Broad City has long been lauded for its progressive message about how it's okay to be a flawed feminist. Glazer and Jacobson know how important the show has become, but they both stress that it, and they, are not perfect. "We're not saints or teachers or have flawless cultural etiquette or whatever," Glazer says. "We're lucky enough to have the privilege and to have earned the opportunity to mark a cultural history where it's at, at that moment."
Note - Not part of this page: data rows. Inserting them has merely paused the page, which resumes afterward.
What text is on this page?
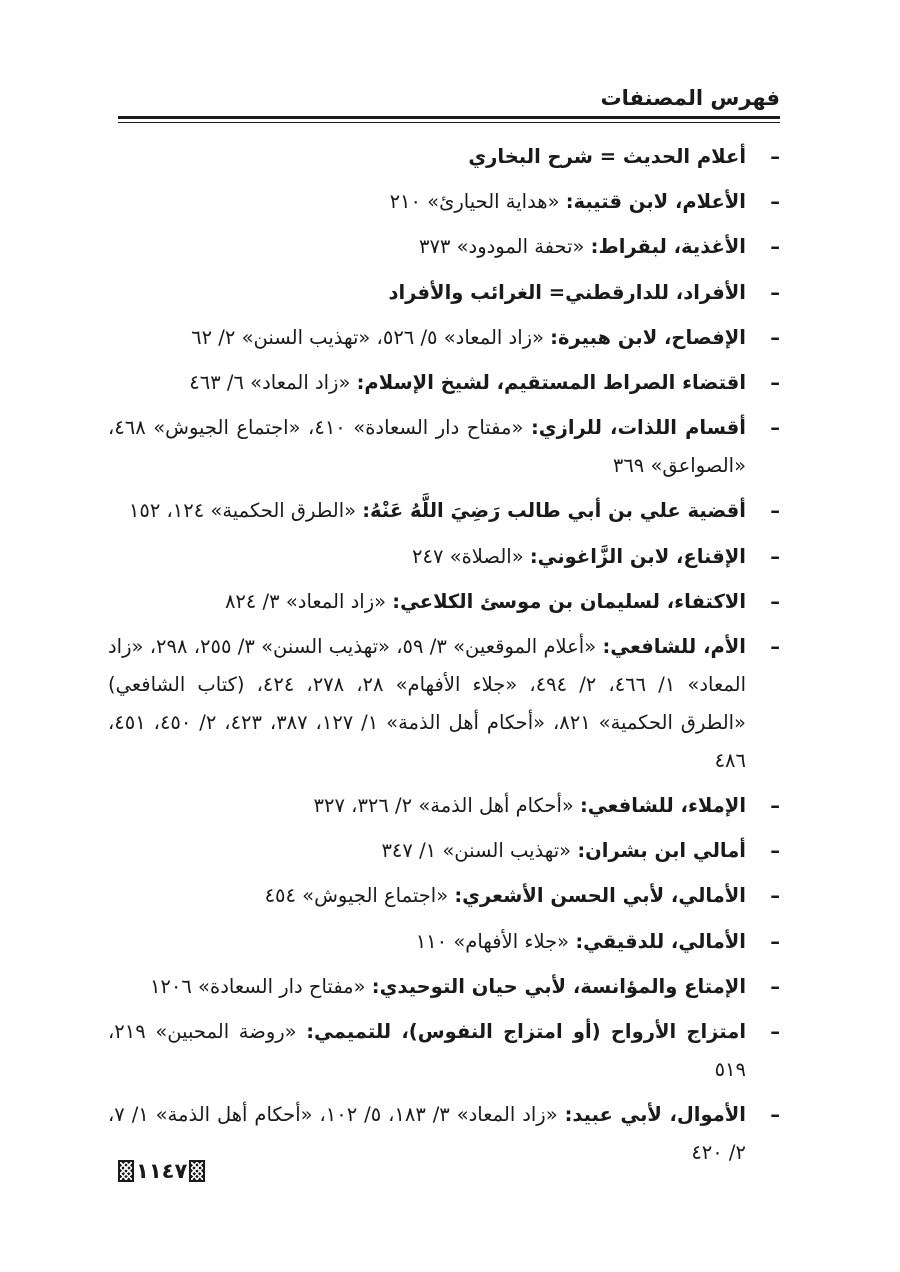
فهرس المصنفات
–
أعلام الحديث = شرح البخاري
–
الأعلام، لابن قتيبة: «هداية الحيارئ» ٢١٠
–
الأغذية، لبقراط: «تحفة المودود» ٣٧٣
–
الأفراد، للدارقطني= الغرائب والأفراد
–
الإفصاح، لابن هبيرة: «زاد المعاد» ٥/ ٥٢٦، «تهذيب السنن» ٢/ ٦٢
–
اقتضاء الصراط المستقيم، لشيخ الإسلام: «زاد المعاد» ٦/ ٤٦٣
–
أقسام اللذات، للرازي: «مفتاح دار السعادة» ٤١٠، «اجتماع الجيوش» ٤٦٨، «الصواعق» ٣٦٩
–
أقضية علي بن أبي طالب رَضِيَ اللَّهُ عَنْهُ: «الطرق الحكمية» ١٢٤، ١٥٢
–
الإقناع، لابن الزَّاغوني: «الصلاة» ٢٤٧
–
الاكتفاء، لسليمان بن موسئ الكلاعي: «زاد المعاد» ٣/ ٨٢٤
–
الأم، للشافعي: «أعلام الموقعين» ٣/ ٥٩، «تهذيب السنن» ٣/ ٢٥٥، ٢٩٨، «زاد المعاد» ١/ ٤٦٦، ٢/ ٤٩٤، «جلاء الأفهام» ٢٨، ٢٧٨، ٤٢٤، (كتاب الشافعي) «الطرق الحكمية» ٨٢١، «أحكام أهل الذمة» ١/ ١٢٧، ٣٨٧، ٤٢٣، ٢/ ٤٥٠، ٤٥١، ٤٨٦
–
الإملاء، للشافعي: «أحكام أهل الذمة» ٢/ ٣٢٦، ٣٢٧
–
أمالي ابن بشران: «تهذيب السنن» ١/ ٣٤٧
–
الأمالي، لأبي الحسن الأشعري: «اجتماع الجيوش» ٤٥٤
–
الأمالي، للدقيقي: «جلاء الأفهام» ١١٠
–
الإمتاع والمؤانسة، لأبي حيان التوحيدي: «مفتاح دار السعادة» ١٢٠٦
–
امتزاج الأرواح (أو امتزاج النفوس)، للتميمي: «روضة المحبين» ٢١٩، ٥١٩
–
الأموال، لأبي عبيد: «زاد المعاد» ٣/ ١٨٣، ٥/ ١٠٢، «أحكام أهل الذمة» ١/ ٧، ٢/ ٤٢٠
١١٤٧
She pauses for a moment, then continues, "There's this idea that comedy has been the stage for modern philosophy for the past 10 years, increasing in importance and significance and people are recognizing that. But then there's this idea that comedians and entertainers are supposed to be perfect representatives of the edge of where culture is or social etiquette or whatever. It's not true — art can be contradictory, it should be challenging, it should be messy, because that's what real life is like."
And since the final season draws so much on Glazer and Jacobson's real-life experiences of growing up, that means a lot of the storylines are ripped straight from their lives. "My character dates a woman for the first time this season and that's directly pulled from my life," Jacobson reveals. "I was like, if we're going to do this, I would love to put that into the show and have my character have that experience. I was really happy to do that."
It's a marked change from the beginning of the series, when both Jacobson and Glazer were hesitant to connect their real personas to their onscreen alter egos. "For so long, we were trying to figure out like 'the formula' to feel comfortable with sharing ourselves at this level," Glazer says with a laugh. But as time went on, that boundary faded until it was nonexistent. "Now that it's over, we're more comfortable being like, 'It's us!'" she adds. "It's not totally us, but it really is so derived from us."
In the final season, fans will see Ilana, traditionally nontraditional when it comes to her work life, finally decide to take a leap and begin to build an actual career for herself in mental health care. "I studied psych and child psych in college, I love therapy and the character loves mental health discussions," Glazer says. "We've created this space to live alternate lives throughout Broad City, and I would love to be a therapist and get to know people's juicy secrets, so I put that in the show."
Another plotline pulled directly from their lives? The premiere, which is told completely via Instagram stories, follows Abbi and Ilana as they celebrate Abbi's 30th birthday — except their plans are almost derailed when Ilana rolls her ankle. "I've hurt my ankle a lot," Jacobson admits with a sheepish smile while Glazer erupts in her trademark laugh on my other side.
By the end of our conversation, Glazer and Jacobson have stopped crying, but the errant sniffle here and there gives away the emotional weight of the discussion. Glazer jokes that I should bill them for the therapy I just provided them; I tell them I'll settle for the best season of Broad City yet. Thankfully, they've already obliged.